Trigger Warning: This story contains mention of suicidal thoughts that may be triggering to some.
“I was lucky. I had a happy, secure childhood. I grew up with my parents and younger brother and was close to my grandparents. I had lots of friends and lived in a stable environment. I knew my own mind, and although I was a quiet and shy individual, I was self-confident; sure of what I wanted and what my boundaries were. This strong belief in myself continued throughout a period of being bullied at school, moving to university in another country, and into the early stages of becoming a wife and mother.

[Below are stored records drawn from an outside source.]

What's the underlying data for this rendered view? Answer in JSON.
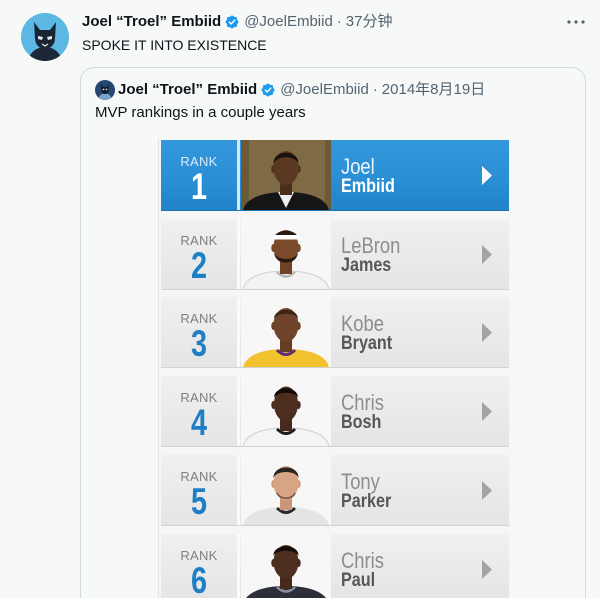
{
  "tweet": {
    "author_name": "Joel “Troel” Embiid",
    "handle": "@JoelEmbiid",
    "separator": "·",
    "time": "37分钟",
    "verified": true,
    "text": "SPOKE IT INTO EXISTENCE"
  },
  "quoted_tweet": {
    "author_name": "Joel “Troel” Embiid",
    "handle": "@JoelEmbiid",
    "separator": "·",
    "date": "2014年8月19日",
    "verified": true,
    "text": "MVP rankings in a couple years",
    "image": {
      "rank_label": "RANK",
      "rankings": [
        {
          "rank": "1",
          "first_name": "Joel",
          "last_name": "Embiid",
          "highlighted": true
        },
        {
          "rank": "2",
          "first_name": "LeBron",
          "last_name": "James",
          "highlighted": false
        },
        {
          "rank": "3",
          "first_name": "Kobe",
          "last_name": "Bryant",
          "highlighted": false
        },
        {
          "rank": "4",
          "first_name": "Chris",
          "last_name": "Bosh",
          "highlighted": false
        },
        {
          "rank": "5",
          "first_name": "Tony",
          "last_name": "Parker",
          "highlighted": false
        },
        {
          "rank": "6",
          "first_name": "Chris",
          "last_name": "Paul",
          "highlighted": false
        }
      ]
    }
  },
  "icons": {
    "author_avatar": "wolf-avatar",
    "verified": "verified-badge-icon",
    "more": "more-icon",
    "row_arrow": "chevron-right-icon"
  },
  "colors": {
    "primary_text": "#0f1419",
    "secondary_text": "#536471",
    "verified_badge": "#1d9bf0",
    "border": "#cfd9de",
    "highlight_row": "#2a8fd5",
    "rank_number": "#1f7fc5"
  }
}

That, however, all changed one day in 2017 after having my second child. Katie was a really grumpy baby. She used to cry a LOT, had difficulty latching on and feeding (which was stressful and upsetting for both of us), only had 20-minute naps during the day, and would be very unsettled when out and about. She would only ever be happy if she was with me, and even then, this was never guaranteed. After a straightforward, easy-going first child (my son, James, would be thoroughly content being passed around from person to person), this was a shock to the system. It was exhausting having such a clingy baby. Others would try to take her from me, but inevitably she would end up screaming pretty quickly (even with her dad), and so she would come straight back to me. They would give up trying. Understandably…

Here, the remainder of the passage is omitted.